I've blundered myself into too many of these again, it seems. Stepping back from WoW will help, as will the fact that I've been on hiatus in Shang for something like a year by now for various good reasons. Still, I have trouble really leaving these games, I find, even when I barely play them anymore, because...wherever I take Arethian and/or Elianthe (The current names on my well-worn archetypes, I will admit. One of the reasons I come across as such a good roleplayer is because I'm lazy and really just play variations on a couple of concepts that I know absurdly well by now), they make themselves...not necessarily popular. You could poll the populations of any of the worlds I've walked and find that nearly nobody had even heard of my alter ego there. But they have always been well-liked by those that have known them, and often more than that. It's hard to leave that behind without feeling guilty, like one is abandoning friends who've done nothing to deserve it. I've only really done it twice so far, and one of them hasn't quite stuck yet. It may yet. The game is only marginally more fun than it was when I left the first time, for all that some of the company remains as good.

I used to be amazed by this, now I'm just amused. That's probably a good sign, and a lot of the research from my MU* paper last year agrees with me. It means that I know, and have internalised, that it's really me that's doing all of this, me that's garnering all those smiles. It is merely my greater comfort in the ether that makes it easier there. As I have grown mostly content with my own skin, that comfort and that charm has slipped its bars and emerged into the sunlight. With terrifying consequences for all involved. Run! Run for your lives!

There was more to say tonight, I think, but the part that wasn't just bitching about the heat (35C/95F today. Are you joking?) can really probably wait.

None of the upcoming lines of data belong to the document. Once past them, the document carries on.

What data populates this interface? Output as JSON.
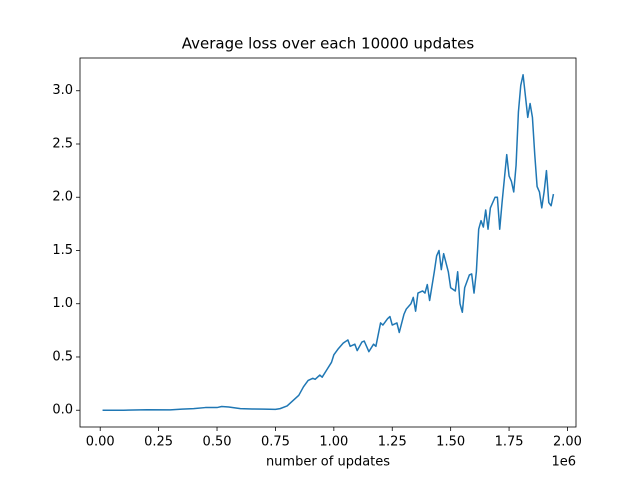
{
  "chart_data": {
    "type": "line",
    "title": "Average loss over each 10000 updates",
    "x_label": "number of updates",
    "x_offset_label": "1e6",
    "xlim": [
      -86500,
      2036500
    ],
    "ylim": [
      -0.1575,
      3.3075
    ],
    "xticks": [
      {
        "value": 0,
        "label": "0.00"
      },
      {
        "value": 250000,
        "label": "0.25"
      },
      {
        "value": 500000,
        "label": "0.50"
      },
      {
        "value": 750000,
        "label": "0.75"
      },
      {
        "value": 1000000,
        "label": "1.00"
      },
      {
        "value": 1250000,
        "label": "1.25"
      },
      {
        "value": 1500000,
        "label": "1.50"
      },
      {
        "value": 1750000,
        "label": "1.75"
      },
      {
        "value": 2000000,
        "label": "2.00"
      }
    ],
    "yticks": [
      {
        "value": 0,
        "label": "0.0"
      },
      0.5,
      {
        "value": 1,
        "label": "1.0"
      },
      1.5,
      {
        "value": 2,
        "label": "2.0"
      },
      2.5,
      {
        "value": 3,
        "label": "3.0"
      }
    ],
    "x": [
      10000,
      100000,
      200000,
      300000,
      350000,
      400000,
      450000,
      500000,
      520000,
      550000,
      600000,
      650000,
      700000,
      750000,
      770000,
      800000,
      830000,
      850000,
      870000,
      890000,
      910000,
      920000,
      940000,
      950000,
      970000,
      990000,
      1000000,
      1020000,
      1040000,
      1060000,
      1070000,
      1090000,
      1100000,
      1120000,
      1130000,
      1150000,
      1170000,
      1180000,
      1200000,
      1210000,
      1230000,
      1240000,
      1250000,
      1270000,
      1280000,
      1300000,
      1310000,
      1330000,
      1340000,
      1350000,
      1360000,
      1380000,
      1390000,
      1400000,
      1410000,
      1430000,
      1440000,
      1450000,
      1460000,
      1470000,
      1490000,
      1500000,
      1520000,
      1530000,
      1540000,
      1550000,
      1560000,
      1580000,
      1590000,
      1600000,
      1610000,
      1620000,
      1630000,
      1640000,
      1650000,
      1660000,
      1670000,
      1690000,
      1700000,
      1710000,
      1720000,
      1740000,
      1750000,
      1760000,
      1770000,
      1780000,
      1790000,
      1800000,
      1810000,
      1820000,
      1830000,
      1840000,
      1850000,
      1860000,
      1870000,
      1880000,
      1890000,
      1900000,
      1910000,
      1920000,
      1930000,
      1940000
    ],
    "series": [
      {
        "color": "#1f77b4",
        "values": [
          0.0,
          0.0,
          0.005,
          0.003,
          0.01,
          0.015,
          0.025,
          0.025,
          0.035,
          0.03,
          0.015,
          0.012,
          0.01,
          0.008,
          0.015,
          0.04,
          0.1,
          0.14,
          0.22,
          0.28,
          0.3,
          0.29,
          0.33,
          0.31,
          0.38,
          0.45,
          0.52,
          0.58,
          0.63,
          0.66,
          0.6,
          0.62,
          0.56,
          0.64,
          0.65,
          0.55,
          0.62,
          0.6,
          0.82,
          0.8,
          0.86,
          0.88,
          0.8,
          0.82,
          0.73,
          0.9,
          0.95,
          1.0,
          1.06,
          0.93,
          1.1,
          1.12,
          1.1,
          1.18,
          1.03,
          1.3,
          1.45,
          1.5,
          1.32,
          1.47,
          1.3,
          1.15,
          1.12,
          1.3,
          1.0,
          0.92,
          1.15,
          1.27,
          1.28,
          1.1,
          1.3,
          1.7,
          1.78,
          1.72,
          1.88,
          1.7,
          1.9,
          2.0,
          2.0,
          1.7,
          1.95,
          2.4,
          2.2,
          2.15,
          2.05,
          2.3,
          2.8,
          3.05,
          3.15,
          2.95,
          2.75,
          2.88,
          2.75,
          2.4,
          2.1,
          2.05,
          1.9,
          2.05,
          2.25,
          1.95,
          1.92,
          2.03
        ]
      }
    ]
  }
}
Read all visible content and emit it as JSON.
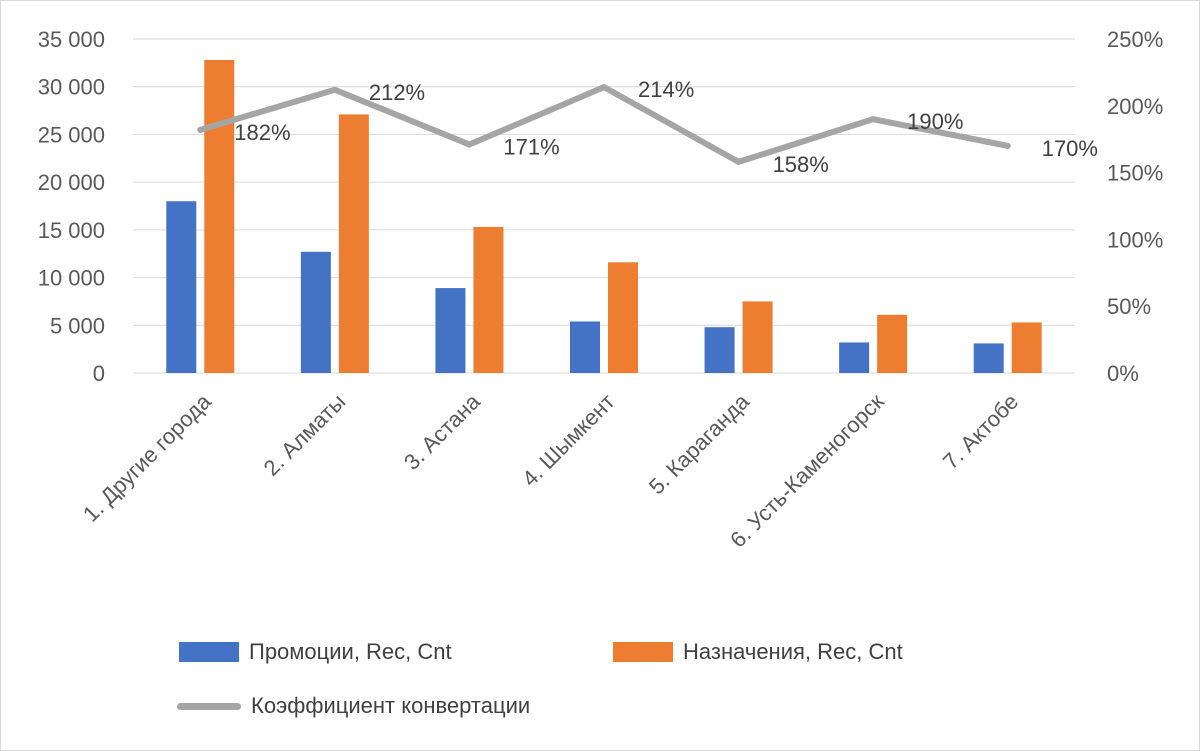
{
  "chart_data": {
    "type": "bar",
    "categories": [
      "1. Другие города",
      "2. Алматы",
      "3. Астана",
      "4. Шымкент",
      "5. Караганда",
      "6. Усть-Каменогорск",
      "7. Актобе"
    ],
    "series": [
      {
        "name": "Промоции, Rec, Cnt",
        "type": "bar",
        "axis": "left",
        "color": "#4472C4",
        "values": [
          18000,
          12700,
          8900,
          5400,
          4800,
          3200,
          3100
        ]
      },
      {
        "name": "Назначения, Rec, Cnt",
        "type": "bar",
        "axis": "left",
        "color": "#ED7D31",
        "values": [
          32800,
          27100,
          15300,
          11600,
          7500,
          6100,
          5300
        ]
      },
      {
        "name": "Коэффициент конвертации",
        "type": "line",
        "axis": "right",
        "color": "#A5A5A5",
        "values": [
          182,
          212,
          171,
          214,
          158,
          190,
          170
        ],
        "labels": [
          "182%",
          "212%",
          "171%",
          "214%",
          "158%",
          "190%",
          "170%"
        ]
      }
    ],
    "y_left": {
      "ylim": [
        0,
        35000
      ],
      "ticks": [
        0,
        5000,
        10000,
        15000,
        20000,
        25000,
        30000,
        35000
      ],
      "tick_labels": [
        "0",
        "5 000",
        "10 000",
        "15 000",
        "20 000",
        "25 000",
        "30 000",
        "35 000"
      ]
    },
    "y_right": {
      "ylim": [
        0,
        250
      ],
      "ticks": [
        0,
        50,
        100,
        150,
        200,
        250
      ],
      "tick_labels": [
        "0%",
        "50%",
        "100%",
        "150%",
        "200%",
        "250%"
      ]
    },
    "grid": true,
    "legend_position": "bottom"
  }
}
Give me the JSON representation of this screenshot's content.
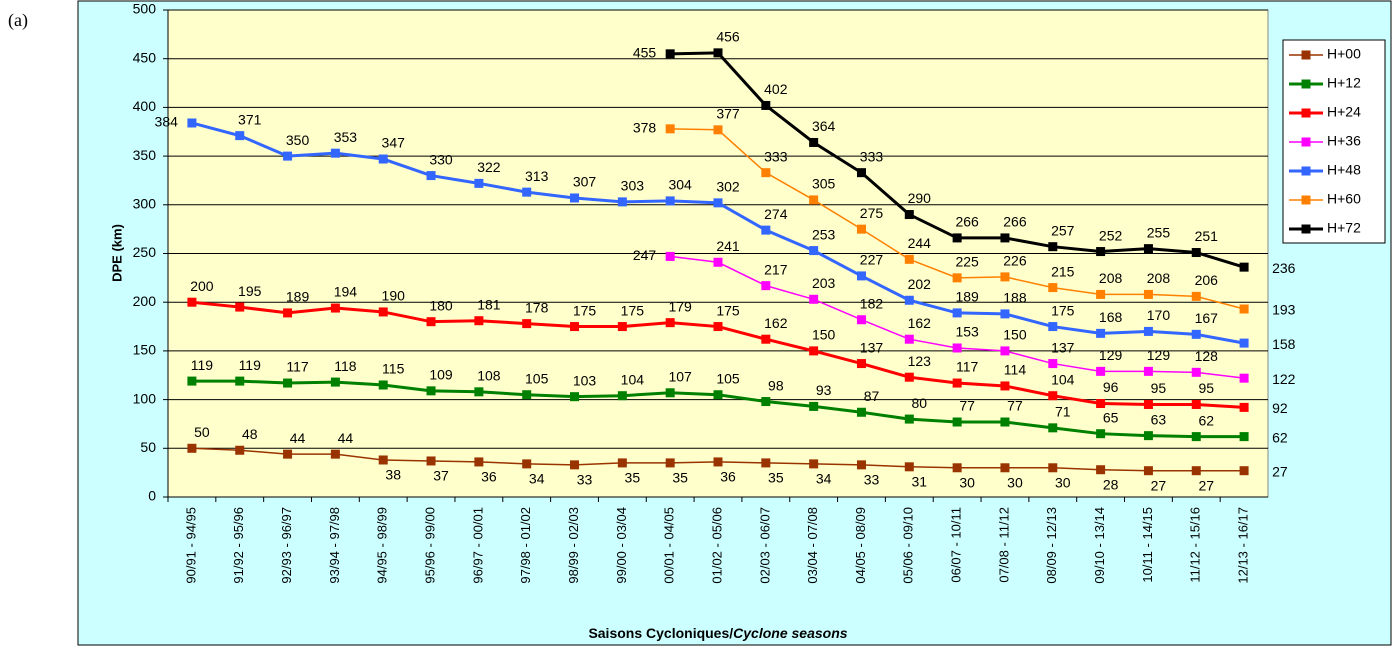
{
  "chart_data": {
    "type": "line",
    "title": "(a)",
    "y_label": "DPE (km)",
    "x_label": "Saisons Cycloniques/",
    "x_label_italic": "Cyclone  seasons",
    "categories": [
      "90/91 - 94/95",
      "91/92 - 95/96",
      "92/93 - 96/97",
      "93/94 - 97/98",
      "94/95 - 98/99",
      "95/96 - 99/00",
      "96/97 - 00/01",
      "97/98 - 01/02",
      "98/99 - 02/03",
      "99/00 - 03/04",
      "00/01 - 04/05",
      "01/02 - 05/06",
      "02/03 - 06/07",
      "03/04 - 07/08",
      "04/05 - 08/09",
      "05/06 - 09/10",
      "06/07 - 10/11",
      "07/08 - 11/12",
      "08/09 - 12/13",
      "09/10 - 13/14",
      "10/11 - 14/15",
      "11/12 - 15/16",
      "12/13 - 16/17"
    ],
    "series": [
      {
        "name": "H+00",
        "color": "#993300",
        "values": [
          50,
          48,
          44,
          44,
          38,
          37,
          36,
          34,
          33,
          35,
          35,
          36,
          35,
          34,
          33,
          31,
          30,
          30,
          30,
          28,
          27,
          27,
          27
        ]
      },
      {
        "name": "H+12",
        "color": "#008000",
        "values": [
          119,
          119,
          117,
          118,
          115,
          109,
          108,
          105,
          103,
          104,
          107,
          105,
          98,
          93,
          87,
          80,
          77,
          77,
          71,
          65,
          63,
          62,
          62
        ]
      },
      {
        "name": "H+24",
        "color": "#ff0000",
        "values": [
          200,
          195,
          189,
          194,
          190,
          180,
          181,
          178,
          175,
          175,
          179,
          175,
          162,
          150,
          137,
          123,
          117,
          114,
          104,
          96,
          95,
          95,
          92
        ]
      },
      {
        "name": "H+36",
        "color": "#ff00ff",
        "values": [
          null,
          null,
          null,
          null,
          null,
          null,
          null,
          null,
          null,
          null,
          247,
          241,
          217,
          203,
          182,
          162,
          153,
          150,
          137,
          129,
          129,
          128,
          122
        ]
      },
      {
        "name": "H+48",
        "color": "#3366ff",
        "values": [
          384,
          371,
          350,
          353,
          347,
          330,
          322,
          313,
          307,
          303,
          304,
          302,
          274,
          253,
          227,
          202,
          189,
          188,
          175,
          168,
          170,
          167,
          158
        ]
      },
      {
        "name": "H+60",
        "color": "#ff8000",
        "values": [
          null,
          null,
          null,
          null,
          null,
          null,
          null,
          null,
          null,
          null,
          378,
          377,
          333,
          305,
          275,
          244,
          225,
          226,
          215,
          208,
          208,
          206,
          193
        ]
      },
      {
        "name": "H+72",
        "color": "#000000",
        "values": [
          null,
          null,
          null,
          null,
          null,
          null,
          null,
          null,
          null,
          null,
          455,
          456,
          402,
          364,
          333,
          290,
          266,
          266,
          257,
          252,
          255,
          251,
          236
        ]
      }
    ],
    "ylim": [
      0,
      500
    ],
    "yticks": [
      0,
      50,
      100,
      150,
      200,
      250,
      300,
      350,
      400,
      450,
      500
    ],
    "grid": true,
    "legend": "right"
  }
}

Safe travels to celarus and evilgetyours, who are both leaving for vacations in the next couple of days to visit places I'd love to go. Having not been able to decide whose luggage to stow away in, I've decided just to stay home and wish you both well.

-D.

Comments

( Walk among 4 shadows — Cast a shadow )
doctorcomputer
Jul. 23rd, 2006 06:08 pm (UTC)
Ooh, after my HellMOO stint I was looking at DragonRealms. If it's everything you hoped it would be, let me know.
paleshadow
Jul. 23rd, 2006 10:56 pm (UTC)
What am I, your MU* guinea pig? :P

-D.
paleshadow
Jul. 23rd, 2006 11:25 pm (UTC)
That said, so far I'm finding it fun enough to remain after my trial runs out, so take that as you will. YMMV.

-D.
kwirq
Jul. 27th, 2006 04:41 pm (UTC)
I've always been very tempted by MU*s. The whole idea of virtual reality completely mediated by textual description and commands is quite appealing, especially given my AI bent and after reading things like accounts of Julia.